今週、ティショットで初めてドライバーを握った15番。右に曲げた。2打目は深いラフにも、ユーティリティアイアンを、果敢に振りちぎった。
続く16番は、376ヤードのパー4でワンオン狙い。
キャディの進藤大典さんに、一度は止められた。
「刻んだほうがいいんじゃない?」。
いつもは素直にうなずく21歳も、このときばかりは首を振った。
「いいえ、行きます」。
ドライバーを握って豪快に左の林を超えて、右手前のバンカーに落としたのも計算ずくだ。
「グリーン周りなら、どこに落ちてもいいと考えていた。会心のあたり? まあそうですね」と、不敵に言った。バンカーから2メートルに寄せた。晴れやかな笑顔とともに、ガッツポーズが飛び出した。
14番のダブルボギーを契機に、そのあと4連続ボギーで撃沈した前日。「昨日と今日と、別に気持ちは変わらない」と相変わらず言葉少なに語ったが、あの大失速を松山なりに、大いに反省して臨んだ最終日だった。

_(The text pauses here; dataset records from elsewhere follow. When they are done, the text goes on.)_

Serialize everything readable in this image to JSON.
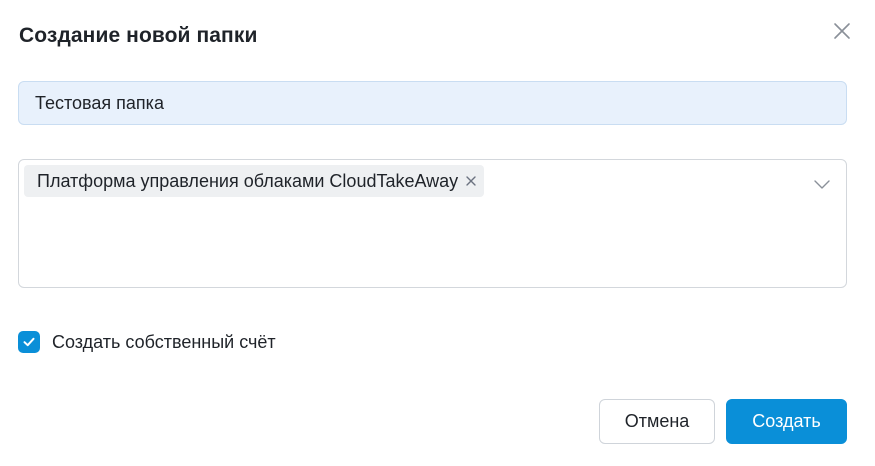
{
  "dialog": {
    "title": "Создание новой папки"
  },
  "name_field": {
    "value": "Тестовая папка"
  },
  "service_select": {
    "selected_chip": "Платформа управления облаками CloudTakeAway"
  },
  "own_account_checkbox": {
    "label": "Создать собственный счёт",
    "checked": true
  },
  "footer": {
    "cancel_label": "Отмена",
    "create_label": "Создать"
  },
  "colors": {
    "accent": "#0a8fd8",
    "input_background": "#e8f1fc",
    "chip_background": "#eef0f2"
  },
  "icons": {
    "close": "close-icon",
    "chip_remove": "close-small-icon",
    "dropdown": "chevron-down-icon",
    "checkbox": "checkmark-icon"
  }
}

「昨日のミスがあったので、今日は後半から攻める事だけを考えた」という。
それまでは、刻んだホールでドライバーを多用したのもそのためだった。
17番パー3は、グリーンの奥に打ち込み、下りのフックを決め損ねて悔しさを隠さなかった。
最終18番もドライバーで、攻めた。
約340ヤードものビッグドライブ。ティショットは、グリーンのもうすぐそこまで来ていた。
そして超大型新人は、最後もド派手に締める。
ピン奥8メートルからのバーディパット。最初、スライスしてあとはフックで下ったボールは本人も思わず叫んでいた。「行け、行け!!」。
大歓声とともにカップに転がり込んだ。
劇的バーディに、和合が震えた。
「ギャラリーの方々の歓声で、入りました」と、感謝した。
そのあとすぐに、興奮さめやらぬままにプレーオフの準備にかかっていたから、結局1打差で破れたのは「やっぱり悔しい」。
2週連続優勝の記録よりも何よりも、ただ「この試合で勝ちたかった」と松山は言う。
「そのチャンスがあったのに、勝てなかったのが悔しい。出る試合はいつも、全部勝ちたいと思っているので」。
単独2位に、デビューから3戦はJGTO史上最速のプロ初優勝を挟んでどれもトップ10入りに、賞金ランクは依然として1位。本当に、これからも出る試合はすべて、優勝に絡んできそうな勢いすらある。